O setor aéreo mundial parece preso a um paradoxo recorrente: os pedidos se acumulam, mas as fábricas não conseguem acompanhar o ritmo. No caso da Airbus, o balanço do primeiro trimestre de 2026, divulgado nesta quinta-feira, confirma essa tendência preocupante.
Mesmo com um março mais forte, no qual 60 aeronaves foram entregues aos clientes, a fabricante europeia vive uma desaceleração relevante. Com apenas 114 aviões entregues no total no trimestre, o resultado representa queda de 16% em relação ao ano passado. Em termos simples, é preciso voltar a 2007 para encontrar um começo de ano tão fraco.
A disputa com a Pratt & Whitney
A grande estrela comercial da Airbus, a família A320neo, é a maior prejudicada por essa perda de ritmo, com recuo de 24% nas entregas. O motivo está na escassez de motores e no agravamento do conflito com a fabricante norte-americana Pratt & Whitney (P&W).
A empresa se vê diante de uma equação quase impossível: os motores GTF (Geared Turbofan) estão em falta, e é preciso decidir entre abastecer as linhas de montagem da Airbus para os aviões novos ou priorizar as peças destinadas às companhias aéreas cujas frotas estão paradas para manutenção.
O clima também ficou mais tenso. O presidente da Airbus, Guillaume Faury, não hesitou em apontar a “falha” da fornecedora em cumprir seus compromissos. Para a companhia, a perda financeira potencial é enorme: os 25 jatos de corredor único que faltam em relação ao ano anterior representam um valor teórico superior a 3 bilhões de dólares.
A pressão sobre a cadeia industrial não afeta apenas a Airbus. Em todo o setor, fabricantes e fornecedores têm lidado com prazos mais longos, disponibilidade irregular de componentes e dificuldade para estabilizar a produção. Esse cenário amplia o risco de atrasos em programas inteiros e força as companhias aéreas a reverem cronogramas de frota, manutenção e expansão.

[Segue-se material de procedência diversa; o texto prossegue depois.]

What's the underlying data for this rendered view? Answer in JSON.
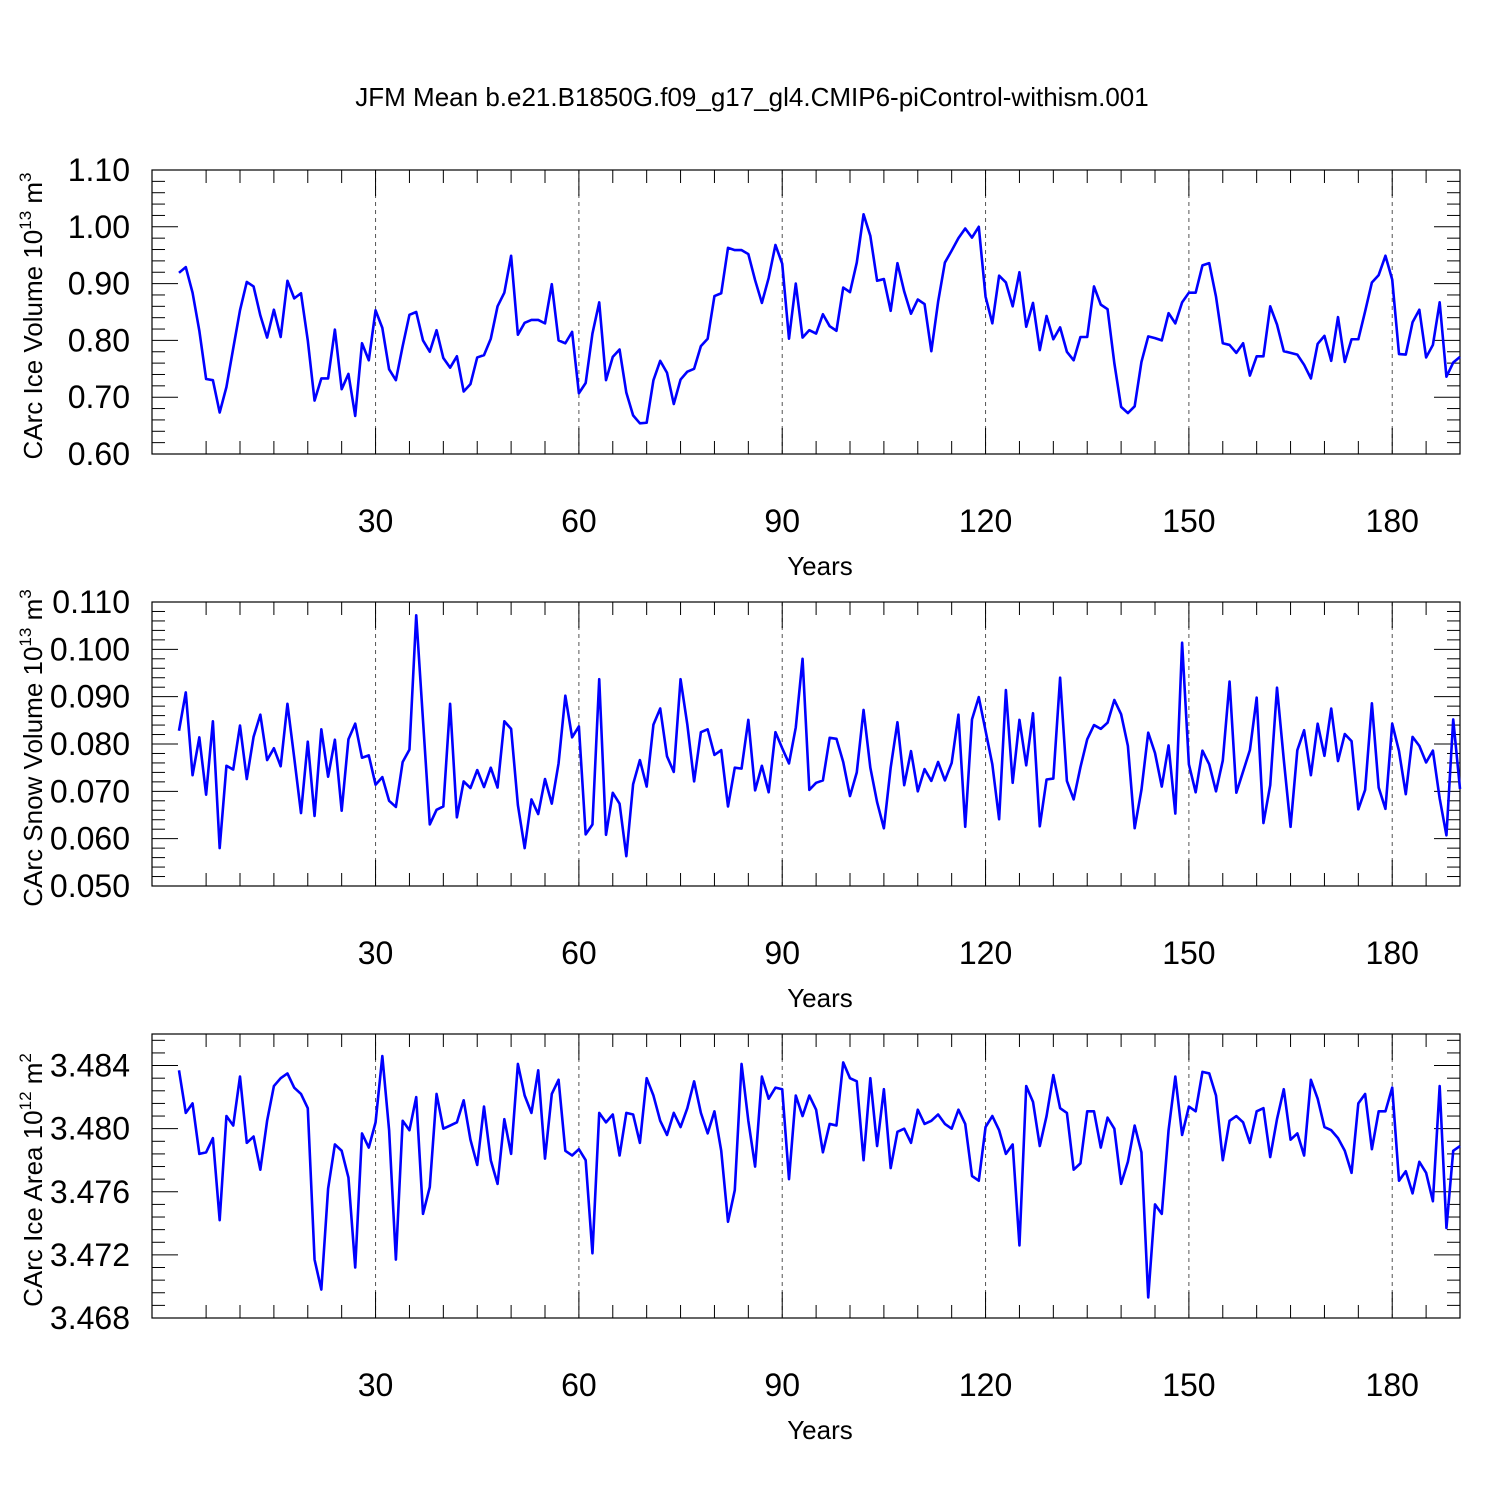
{
  "title": "JFM Mean b.e21.B1850G.f09_g17_gl4.CMIP6-piControl-withism.001",
  "chart_data": [
    {
      "type": "line",
      "name": "ice-volume",
      "ylabel": "CArc Ice Volume 10",
      "ylabel_exp": "13",
      "ylabel_unit": " m",
      "ylabel_unit_exp": "3",
      "xlabel": "Years",
      "xlim": [
        1,
        190
      ],
      "ylim": [
        0.6,
        1.1
      ],
      "yticks": [
        0.6,
        0.7,
        0.8,
        0.9,
        1.0,
        1.1
      ],
      "ytick_labels": [
        "0.60",
        "0.70",
        "0.80",
        "0.90",
        "1.00",
        "1.10"
      ],
      "xticks": [
        30,
        60,
        90,
        120,
        150,
        180
      ],
      "xtick_labels": [
        "30",
        "60",
        "90",
        "120",
        "150",
        "180"
      ],
      "grid_x": [
        30,
        60,
        90,
        120,
        150,
        180
      ],
      "color": "#0000ff",
      "x_start": 1,
      "values": [
        0.919,
        0.929,
        0.884,
        0.817,
        0.732,
        0.73,
        0.673,
        0.718,
        0.786,
        0.853,
        0.903,
        0.895,
        0.844,
        0.805,
        0.854,
        0.806,
        0.905,
        0.874,
        0.883,
        0.8,
        0.694,
        0.733,
        0.733,
        0.819,
        0.714,
        0.741,
        0.667,
        0.795,
        0.765,
        0.853,
        0.822,
        0.749,
        0.73,
        0.79,
        0.845,
        0.85,
        0.8,
        0.78,
        0.818,
        0.769,
        0.752,
        0.772,
        0.71,
        0.723,
        0.77,
        0.774,
        0.803,
        0.86,
        0.884,
        0.949,
        0.81,
        0.831,
        0.836,
        0.836,
        0.83,
        0.899,
        0.8,
        0.795,
        0.815,
        0.707,
        0.725,
        0.812,
        0.867,
        0.73,
        0.771,
        0.784,
        0.708,
        0.668,
        0.654,
        0.655,
        0.73,
        0.764,
        0.743,
        0.688,
        0.731,
        0.745,
        0.75,
        0.79,
        0.803,
        0.878,
        0.883,
        0.963,
        0.959,
        0.959,
        0.952,
        0.906,
        0.866,
        0.91,
        0.968,
        0.935,
        0.803,
        0.9,
        0.805,
        0.818,
        0.812,
        0.846,
        0.825,
        0.817,
        0.893,
        0.885,
        0.937,
        1.022,
        0.984,
        0.905,
        0.908,
        0.852,
        0.936,
        0.886,
        0.847,
        0.872,
        0.864,
        0.781,
        0.868,
        0.937,
        0.958,
        0.98,
        0.997,
        0.981,
        1.0,
        0.877,
        0.83,
        0.914,
        0.902,
        0.86,
        0.92,
        0.824,
        0.866,
        0.783,
        0.843,
        0.802,
        0.823,
        0.78,
        0.765,
        0.806,
        0.806,
        0.895,
        0.863,
        0.855,
        0.76,
        0.683,
        0.672,
        0.684,
        0.762,
        0.807,
        0.804,
        0.8,
        0.848,
        0.83,
        0.867,
        0.884,
        0.884,
        0.932,
        0.936,
        0.877,
        0.795,
        0.792,
        0.778,
        0.795,
        0.738,
        0.772,
        0.772,
        0.86,
        0.828,
        0.781,
        0.778,
        0.775,
        0.757,
        0.733,
        0.794,
        0.808,
        0.764,
        0.841,
        0.762,
        0.802,
        0.802,
        0.851,
        0.902,
        0.915,
        0.949,
        0.907,
        0.776,
        0.775,
        0.832,
        0.854,
        0.77,
        0.792,
        0.867,
        0.736,
        0.761,
        0.771
      ]
    },
    {
      "type": "line",
      "name": "snow-volume",
      "ylabel": "CArc Snow Volume 10",
      "ylabel_exp": "13",
      "ylabel_unit": " m",
      "ylabel_unit_exp": "3",
      "xlabel": "Years",
      "xlim": [
        1,
        190
      ],
      "ylim": [
        0.05,
        0.11
      ],
      "yticks": [
        0.05,
        0.06,
        0.07,
        0.08,
        0.09,
        0.1,
        0.11
      ],
      "ytick_labels": [
        "0.050",
        "0.060",
        "0.070",
        "0.080",
        "0.090",
        "0.100",
        "0.110"
      ],
      "xticks": [
        30,
        60,
        90,
        120,
        150,
        180
      ],
      "xtick_labels": [
        "30",
        "60",
        "90",
        "120",
        "150",
        "180"
      ],
      "grid_x": [
        30,
        60,
        90,
        120,
        150,
        180
      ],
      "color": "#0000ff",
      "x_start": 1,
      "values": [
        0.0828,
        0.0909,
        0.0734,
        0.0814,
        0.0693,
        0.0848,
        0.058,
        0.0754,
        0.0746,
        0.0839,
        0.0726,
        0.0815,
        0.0862,
        0.0766,
        0.0791,
        0.0753,
        0.0885,
        0.0771,
        0.0654,
        0.0805,
        0.0648,
        0.0831,
        0.0731,
        0.0809,
        0.0659,
        0.081,
        0.0843,
        0.0771,
        0.0776,
        0.0714,
        0.073,
        0.068,
        0.0667,
        0.0762,
        0.0788,
        0.1072,
        0.085,
        0.063,
        0.0661,
        0.0668,
        0.0885,
        0.0645,
        0.0721,
        0.0707,
        0.0745,
        0.0709,
        0.075,
        0.0708,
        0.0848,
        0.0832,
        0.0671,
        0.058,
        0.0683,
        0.0652,
        0.0726,
        0.0674,
        0.0759,
        0.0902,
        0.0814,
        0.0837,
        0.0609,
        0.063,
        0.0937,
        0.0608,
        0.0697,
        0.0674,
        0.0563,
        0.0715,
        0.0766,
        0.071,
        0.0841,
        0.0875,
        0.0774,
        0.0741,
        0.0937,
        0.0841,
        0.0721,
        0.0825,
        0.0831,
        0.0777,
        0.0787,
        0.0668,
        0.075,
        0.0748,
        0.0851,
        0.0702,
        0.0754,
        0.0698,
        0.0825,
        0.0791,
        0.0759,
        0.0835,
        0.098,
        0.0703,
        0.0718,
        0.0723,
        0.0813,
        0.0811,
        0.0762,
        0.069,
        0.074,
        0.0872,
        0.075,
        0.0677,
        0.0622,
        0.075,
        0.0846,
        0.0713,
        0.0785,
        0.07,
        0.0747,
        0.0722,
        0.0762,
        0.0723,
        0.076,
        0.0862,
        0.0625,
        0.0852,
        0.0899,
        0.0828,
        0.0757,
        0.0641,
        0.0914,
        0.0718,
        0.0851,
        0.0755,
        0.0865,
        0.0626,
        0.0725,
        0.0727,
        0.094,
        0.0722,
        0.0683,
        0.0751,
        0.081,
        0.084,
        0.0832,
        0.0845,
        0.0893,
        0.0863,
        0.0796,
        0.0622,
        0.0703,
        0.0824,
        0.0781,
        0.071,
        0.0797,
        0.0653,
        0.1014,
        0.0757,
        0.0698,
        0.0786,
        0.0757,
        0.07,
        0.0765,
        0.0932,
        0.0697,
        0.0742,
        0.0787,
        0.0898,
        0.0633,
        0.0713,
        0.0919,
        0.0767,
        0.0625,
        0.0787,
        0.0829,
        0.0734,
        0.0843,
        0.0775,
        0.0875,
        0.0764,
        0.0821,
        0.0806,
        0.0662,
        0.0703,
        0.0886,
        0.0708,
        0.0663,
        0.0843,
        0.0785,
        0.0694,
        0.0815,
        0.0796,
        0.0761,
        0.0786,
        0.0685,
        0.0607,
        0.0852,
        0.0705
      ]
    },
    {
      "type": "line",
      "name": "ice-area",
      "ylabel": "CArc Ice Area 10",
      "ylabel_exp": "12",
      "ylabel_unit": " m",
      "ylabel_unit_exp": "2",
      "xlabel": "Years",
      "xlim": [
        1,
        190
      ],
      "ylim": [
        3.468,
        3.486
      ],
      "yticks": [
        3.468,
        3.472,
        3.476,
        3.48,
        3.484
      ],
      "ytick_labels": [
        "3.468",
        "3.472",
        "3.476",
        "3.480",
        "3.484"
      ],
      "xticks": [
        30,
        60,
        90,
        120,
        150,
        180
      ],
      "xtick_labels": [
        "30",
        "60",
        "90",
        "120",
        "150",
        "180"
      ],
      "grid_x": [
        30,
        60,
        90,
        120,
        150,
        180
      ],
      "color": "#0000ff",
      "x_start": 1,
      "values": [
        3.4837,
        3.481,
        3.4816,
        3.4784,
        3.4785,
        3.4794,
        3.4742,
        3.4808,
        3.4802,
        3.4833,
        3.4791,
        3.4795,
        3.4774,
        3.4805,
        3.4827,
        3.4832,
        3.4835,
        3.4826,
        3.4822,
        3.4813,
        3.4717,
        3.4698,
        3.4762,
        3.479,
        3.4786,
        3.4769,
        3.4712,
        3.4797,
        3.4788,
        3.4804,
        3.4846,
        3.4799,
        3.4717,
        3.4805,
        3.4799,
        3.482,
        3.4746,
        3.4763,
        3.4822,
        3.48,
        3.4802,
        3.4804,
        3.4818,
        3.4793,
        3.4777,
        3.4814,
        3.478,
        3.4765,
        3.4806,
        3.4784,
        3.4841,
        3.4821,
        3.481,
        3.4837,
        3.4781,
        3.4822,
        3.4831,
        3.4786,
        3.4783,
        3.4787,
        3.478,
        3.4721,
        3.481,
        3.4804,
        3.4809,
        3.4783,
        3.481,
        3.4809,
        3.4791,
        3.4832,
        3.4821,
        3.4805,
        3.4796,
        3.481,
        3.4801,
        3.4813,
        3.483,
        3.481,
        3.4797,
        3.4811,
        3.4786,
        3.4741,
        3.4761,
        3.4841,
        3.4805,
        3.4776,
        3.4833,
        3.4819,
        3.4826,
        3.4825,
        3.4768,
        3.4821,
        3.4808,
        3.4821,
        3.4812,
        3.4785,
        3.4803,
        3.4802,
        3.4842,
        3.4832,
        3.483,
        3.478,
        3.4832,
        3.4789,
        3.4825,
        3.4775,
        3.4798,
        3.48,
        3.4791,
        3.4812,
        3.4803,
        3.4805,
        3.4809,
        3.4803,
        3.48,
        3.4812,
        3.4803,
        3.477,
        3.4767,
        3.4801,
        3.4808,
        3.4799,
        3.4784,
        3.479,
        3.4726,
        3.4827,
        3.4817,
        3.4789,
        3.4808,
        3.4834,
        3.4813,
        3.481,
        3.4774,
        3.4778,
        3.4811,
        3.4811,
        3.4788,
        3.4807,
        3.48,
        3.4765,
        3.4779,
        3.4802,
        3.4785,
        3.4693,
        3.4752,
        3.4746,
        3.4799,
        3.4833,
        3.4796,
        3.4814,
        3.4811,
        3.4836,
        3.4835,
        3.4821,
        3.478,
        3.4805,
        3.4808,
        3.4804,
        3.4791,
        3.4811,
        3.4813,
        3.4782,
        3.4806,
        3.4825,
        3.4793,
        3.4797,
        3.4783,
        3.4831,
        3.4819,
        3.4801,
        3.4799,
        3.4794,
        3.4786,
        3.4772,
        3.4816,
        3.4822,
        3.4787,
        3.4811,
        3.4811,
        3.4826,
        3.4767,
        3.4773,
        3.4759,
        3.4779,
        3.4772,
        3.4754,
        3.4827,
        3.4737,
        3.4786,
        3.4789
      ]
    }
  ]
}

Um desafio industrial gigantesco para o restante do ano
Nem tudo, porém, é negativo. Do lado comercial, a máquina de vendas continua funcionando em alta rotação, com 398 pedidos líquidos registrados no trimestre. O segmento de longo alcance, impulsionado pelo A350, também mantém boa tração e segue com entregas estratégicas para gigantes como Delta Air Lines, Emirates e Japan Airlines.

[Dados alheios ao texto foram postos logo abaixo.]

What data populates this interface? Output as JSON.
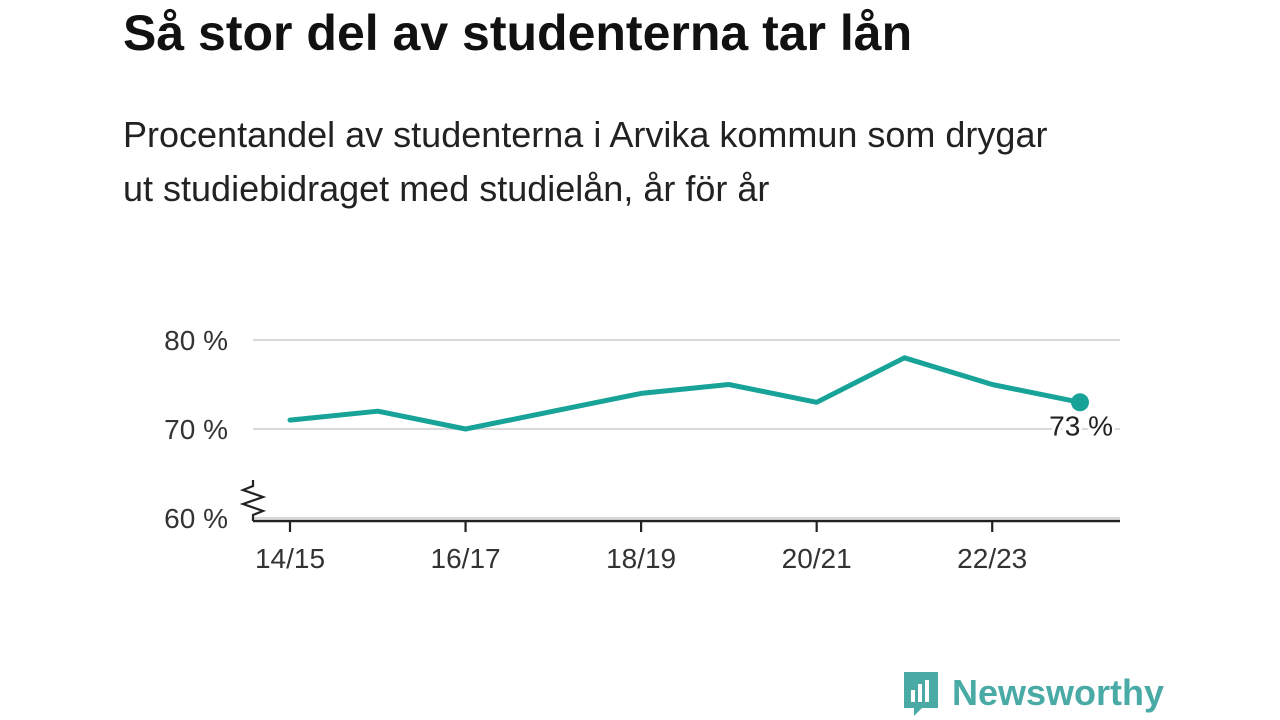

Ainda assim, o mais difícil está por vir. Para alcançar a meta anual de 870 aeronaves, a Airbus terá de realizar um verdadeiro sprint industrial. Depois de entregar apenas 38 aviões por mês em média desde janeiro, a fabricante precisa agora subir para uma cadência de 84 entregas mensais até dezembro.
Esse salto de desempenho parece quase sobre-humano enquanto as tensões na cadeia de abastecimento não forem aliviadas.
Ao mesmo tempo, o desafio da Airbus vai além da produção em si. Em um mercado em que as companhias aéreas dependem de previsibilidade para renovar frotas e cumprir malhas mais apertadas, qualquer atraso se traduz em impacto direto sobre receitas, custos operacionais e planejamento de longo prazo. Se os gargalos persistirem, a pressão para acelerar entregas deve continuar intensa ao longo de todo o ano.